Cystic Fibrosis is an expensive illness requiring large sums of money for those suffering with it and their families, due to this accountability is a huge requirement for this organizations functionality.
Here's what we've found. The need for standards isn't understood nor appreciated by everyone. Some people want to have the benefits of being associated with the organization without making the necessary contributions. It doesn't happen on its own. When we engage in our activities, it is done for the benefit of all involved, so that all affected by CF can benefit. It is never in isolation and can never show favoritism. Systems that are implemented must therefore be able to be applied across the board.
We as an organization, cannot allow people to use our name to raise funds for the benefit of their isolated cases. We say this because it has been attempted, and if not nipped in the bud this would have been the result. Corporate citizens would have been bombarded by requests for the same condition from the Cffb and individuals seeking aid for their own situations.

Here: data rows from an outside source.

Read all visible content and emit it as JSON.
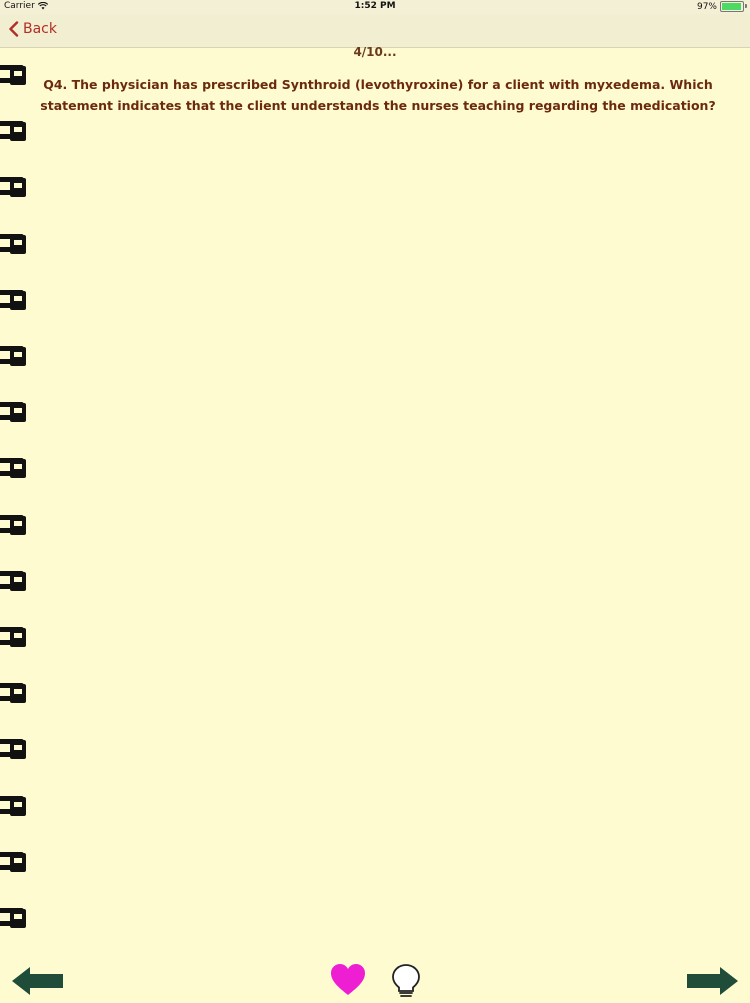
{
  "status_bar": {
    "carrier": "Carrier",
    "time": "1:52 PM",
    "battery": "97%",
    "battery_level": 0.97
  },
  "nav": {
    "back_label": "Back"
  },
  "quiz": {
    "progress": "4/10...",
    "question": "Q4. The physician has prescribed Synthroid (levothyroxine) for a client with myxedema. Which statement indicates that the client understands the nurses teaching regarding the medication?"
  },
  "colors": {
    "background": "#fefbd1",
    "text": "#6b2a0e",
    "back_link": "#b22f25",
    "arrows": "#1f4d3a",
    "heart": "#ee1ed2"
  },
  "icons": {
    "back": "chevron-left-icon",
    "previous": "arrow-left-icon",
    "favorite": "heart-icon",
    "hint": "lightbulb-icon",
    "next": "arrow-right-icon"
  }
}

Our commitment to training ensures that when we recruit volunteers they are trained and then released to function within the various programs within the foundation. There is constant monitoring as was seen in our recent awards to our high school volunteers.

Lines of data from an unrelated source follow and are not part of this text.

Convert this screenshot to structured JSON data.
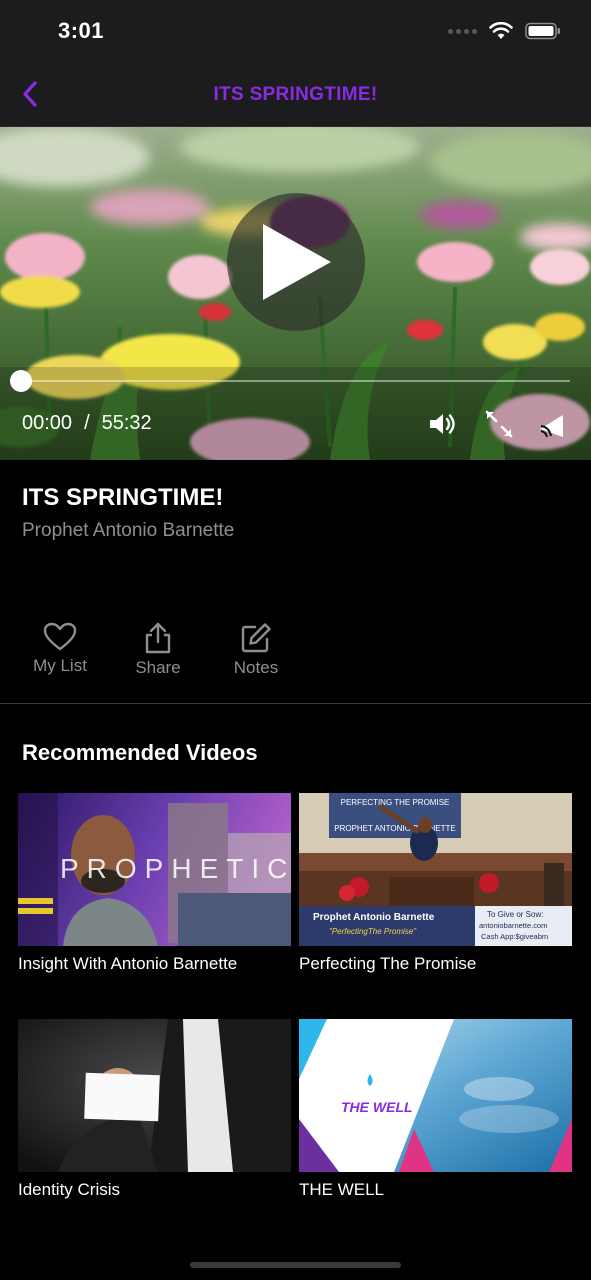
{
  "status": {
    "time": "3:01"
  },
  "nav": {
    "title": "ITS SPRINGTIME!",
    "accent": "#8a2be2"
  },
  "player": {
    "current_time": "00:00",
    "separator": "/",
    "duration": "55:32",
    "progress": 0.0
  },
  "video": {
    "title": "ITS SPRINGTIME!",
    "author": "Prophet Antonio Barnette"
  },
  "actions": [
    {
      "label": "My List",
      "icon": "heart-icon"
    },
    {
      "label": "Share",
      "icon": "share-icon"
    },
    {
      "label": "Notes",
      "icon": "edit-icon"
    }
  ],
  "recommended": {
    "title": "Recommended Videos",
    "items": [
      {
        "label": "Insight With Antonio Barnette",
        "thumb_text": "PROPHETIC"
      },
      {
        "label": "Perfecting The Promise",
        "thumb_text": {
          "screen": "PERFECTING THE PROMISE",
          "screen2": "PROPHET ANTONIO BARNETTE",
          "name": "Prophet Antonio Barnette",
          "subtitle": "\"PerfectingThe Promise\"",
          "give": "To Give or Sow:",
          "site": "antoniobarnette.com",
          "cashapp": "Cash App:$giveabm"
        }
      },
      {
        "label": "Identity Crisis"
      },
      {
        "label": "THE WELL",
        "thumb_text": "THE WELL"
      }
    ]
  }
}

Some volunteers were able to advance within their chosen fields of work and they too will be certified on a project basis with consideration to their developed competency.
So far, we have always had successful events as lots of hard work goes into the planning process so that execution is near to flawless, complete with fail safes. This is necessary since even the best laid plans can have unforeseen circumstances. Over time, we have seen that there is a need to consider succession planning more vigorously, since interest and circumstances in the lives of those volunteering takes place.
We need volunteers for research, planning, training, social media, fundraising, and special programs. As more people are diagnosed with CF there is a need for:
- more volunteers,
- an adaptation of standards as new situations are experienced
- a revised business / strategic plan
- improved operational procedures
- fundraising opportunities via grants, donors, sponsors
- territorial expansion as other branches of the organization are required to fulfill the needs within the Caribbean
- increased medical access
Networking opportunities are paramount. We interact with various organization that can point us in the direction of realizing aid. This aid is used to further empower our volunteers to function so that the ultimate beneficiaries, those affected by CF can benefit.
No one likes to hear that they have a life threatening illness. There are a variety of emotions that accompany such a pronouncement. When further compounded that it can be misdiagnosed due to similarities with other respiratory illnesses like asthma, it can put families and loved ones into a tail spin of doubt and uncertainty.
There's one thing that's certain. We are the Cystic Fibrosis Foundation of Barbados, and we are Aware to Care.